Dari jumlah karyawan itu, 25 orang bekerja di bidang produksi dan 25
orang lainnya menjadi tenaga pemasaran yang membawa roti Family ke
sejumlah warung di Langkat, Binjai, Serdang Bedagai, Deli Serdang,
hingga Aceh Timur. Adapun 20 orang adalah pekerja lepas untuk
pembungkusan roti.
Pekerja produksi digaji Rp 20.000-Rp 40.000 per hari, sedangkan tenaga pemasaran dibayar berdasar bagi hasil penjualan.
Mistar juga menampung pemasaran untuk tiga produsen roti kering di
dusunnya. Salah satu di antara produsen roti kering milik Tina Melinda
(32), sesama mantan TKI di Malaysia yang mempunyai 26 karyawan.

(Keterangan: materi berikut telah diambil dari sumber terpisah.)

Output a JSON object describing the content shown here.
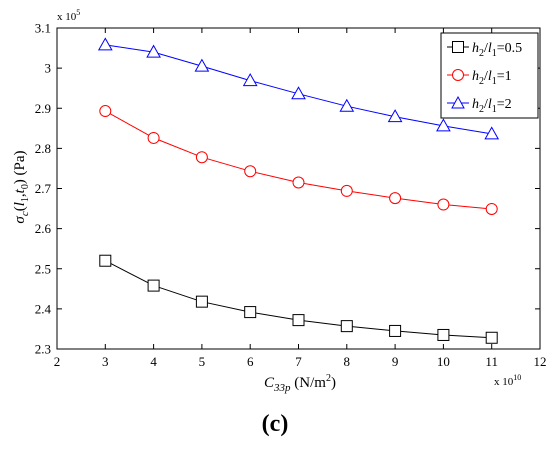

Untuk meningkatkan kualitas produk, setiap tiga bulan sekali petugas
dari dinas kesehatan datang untuk mengecek kualitas pangan produksinya.
”Saya banyak dibantu BP3TKI (Badan Pelayanan Penempatan dan Perlindungan TKI) mengikuti pelatihan. Para mantan TKI
juga sering bikin pertemuan di sini,” kata Mistar tentang mereka yang
datang ke Desa Tanjung Beringin untuk studi banding, termasuk dari
Bandung, Jawa Barat.
Meski telah tujuh tahun menjadi juragan roti, Mistar belum pernah
melihat pabrik roti modern, apalagi punya jaringan dalam industri pangan
nasional. Namun, setidaknya sebagai mantan TKI, dia bisa membuka peluang kerja bagi banyak orang di kampungnya.
Mistar berharap, siapa pun yang kelak menjadi presiden di negeri ini,
perekonomian Indonesia bisa stabil. Ini penting baginya agar usaha roti
yang menghidupi puluhan keluarga di desanya itu bisa terus berkembang.